Michael Clasen, 25, marks the first person charged under Colorado’s recently passed law that prohibits the unwanted online dissemination of explicit photos, often time depicting an ex or former lover.
The Colorado law took effect on July 1, the same day Clasen allegedly posted intimate photos of his ex-girlfriend online after she ended their relationship. He is also accused of stalking his ex and vandalizing both her and her mother’s cars.
Clasen now faces a misdemeanor charge that carries a maximum sentence of 18 months in jail and a $10,000 fine. His Tuesday hearing will determine whether or not his case will go to trial, as decided by the judge.

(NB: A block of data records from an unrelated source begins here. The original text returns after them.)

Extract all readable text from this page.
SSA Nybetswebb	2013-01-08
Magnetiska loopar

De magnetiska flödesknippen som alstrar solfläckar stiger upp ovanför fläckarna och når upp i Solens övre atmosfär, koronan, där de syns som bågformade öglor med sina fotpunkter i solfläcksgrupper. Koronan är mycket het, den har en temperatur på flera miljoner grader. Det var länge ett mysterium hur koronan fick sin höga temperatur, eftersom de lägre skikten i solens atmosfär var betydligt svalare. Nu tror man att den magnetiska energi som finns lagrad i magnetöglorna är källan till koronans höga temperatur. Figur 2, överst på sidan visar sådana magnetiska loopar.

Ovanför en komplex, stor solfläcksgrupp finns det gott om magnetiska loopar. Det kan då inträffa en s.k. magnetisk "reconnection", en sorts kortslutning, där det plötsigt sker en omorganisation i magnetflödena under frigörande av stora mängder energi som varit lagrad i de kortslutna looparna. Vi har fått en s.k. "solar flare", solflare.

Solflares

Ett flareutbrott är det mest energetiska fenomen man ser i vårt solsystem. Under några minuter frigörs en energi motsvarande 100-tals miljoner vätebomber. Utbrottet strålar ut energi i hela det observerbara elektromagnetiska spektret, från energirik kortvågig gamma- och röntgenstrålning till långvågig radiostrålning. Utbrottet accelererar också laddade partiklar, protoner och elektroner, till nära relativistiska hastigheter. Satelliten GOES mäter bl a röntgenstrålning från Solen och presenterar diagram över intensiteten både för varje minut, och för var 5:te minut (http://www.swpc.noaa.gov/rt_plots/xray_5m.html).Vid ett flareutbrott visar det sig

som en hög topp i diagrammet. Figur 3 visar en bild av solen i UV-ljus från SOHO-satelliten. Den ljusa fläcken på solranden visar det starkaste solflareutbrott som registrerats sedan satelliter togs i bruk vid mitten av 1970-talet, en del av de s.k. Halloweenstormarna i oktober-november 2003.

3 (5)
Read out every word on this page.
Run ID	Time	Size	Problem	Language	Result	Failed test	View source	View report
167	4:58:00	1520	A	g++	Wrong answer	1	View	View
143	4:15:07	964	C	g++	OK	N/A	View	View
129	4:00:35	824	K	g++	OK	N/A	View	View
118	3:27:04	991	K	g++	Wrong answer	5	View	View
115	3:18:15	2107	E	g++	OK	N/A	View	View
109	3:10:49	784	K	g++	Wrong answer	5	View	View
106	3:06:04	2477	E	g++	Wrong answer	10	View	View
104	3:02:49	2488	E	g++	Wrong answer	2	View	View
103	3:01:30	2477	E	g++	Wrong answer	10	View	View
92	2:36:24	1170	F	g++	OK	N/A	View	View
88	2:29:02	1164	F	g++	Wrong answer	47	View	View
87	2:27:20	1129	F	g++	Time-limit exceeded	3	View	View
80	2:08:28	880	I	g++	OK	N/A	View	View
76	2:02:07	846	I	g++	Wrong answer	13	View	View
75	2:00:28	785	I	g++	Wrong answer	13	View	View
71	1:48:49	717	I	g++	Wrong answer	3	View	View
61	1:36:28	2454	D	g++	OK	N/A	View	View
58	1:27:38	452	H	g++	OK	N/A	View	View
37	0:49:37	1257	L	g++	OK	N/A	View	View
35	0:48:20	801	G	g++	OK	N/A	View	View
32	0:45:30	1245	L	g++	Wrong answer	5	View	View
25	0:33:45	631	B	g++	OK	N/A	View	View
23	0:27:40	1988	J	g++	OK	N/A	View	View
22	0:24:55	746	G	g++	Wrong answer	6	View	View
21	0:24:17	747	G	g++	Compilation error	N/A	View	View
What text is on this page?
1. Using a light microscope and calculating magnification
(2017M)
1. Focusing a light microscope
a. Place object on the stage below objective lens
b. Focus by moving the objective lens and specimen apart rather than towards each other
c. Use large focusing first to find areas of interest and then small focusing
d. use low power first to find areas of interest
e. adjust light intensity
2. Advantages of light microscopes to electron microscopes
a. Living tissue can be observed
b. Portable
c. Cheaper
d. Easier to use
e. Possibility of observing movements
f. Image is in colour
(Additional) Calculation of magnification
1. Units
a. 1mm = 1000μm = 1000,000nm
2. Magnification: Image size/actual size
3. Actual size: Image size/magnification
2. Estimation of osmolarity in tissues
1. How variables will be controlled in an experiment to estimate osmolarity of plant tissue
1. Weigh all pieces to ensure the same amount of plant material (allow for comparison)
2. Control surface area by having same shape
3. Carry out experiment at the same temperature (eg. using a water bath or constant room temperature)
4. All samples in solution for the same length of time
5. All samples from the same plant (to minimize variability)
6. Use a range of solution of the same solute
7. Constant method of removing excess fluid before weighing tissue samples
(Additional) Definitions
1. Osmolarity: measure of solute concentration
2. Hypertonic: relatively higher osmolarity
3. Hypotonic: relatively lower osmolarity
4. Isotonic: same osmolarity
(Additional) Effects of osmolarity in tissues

Clasen’s charge follows close behind that of 21-year-old Brandon Oliver, who became the first person charged under Virginia’s new revenge porn law.
Virginia’s law also went into effect July 1, but bears a different maximum penalty of 24 months in jail and a $5,000 fine.
So far, all those charged under the relatively new crime category have been male and under 30, including Clasen and Oliver and notorious revenge porn site operators Kevin Bollaert and Hunter Moore.
No one has yet faced incarceration, but the increase in statewide revenge porn bans and, now, resulting charges, suggest that the hullaballoo raised over enacting the laws may have been more than political posturing — and may have created potentially effective barriers against the malicious practice of cyber harassment.
In addition to Virginia and Colorado, Hawaii, Arizona, California, New Jersey, New York, Georgia, Idaho, Pennsylvania, Utah and Wisconsin have outlawed revenge porn.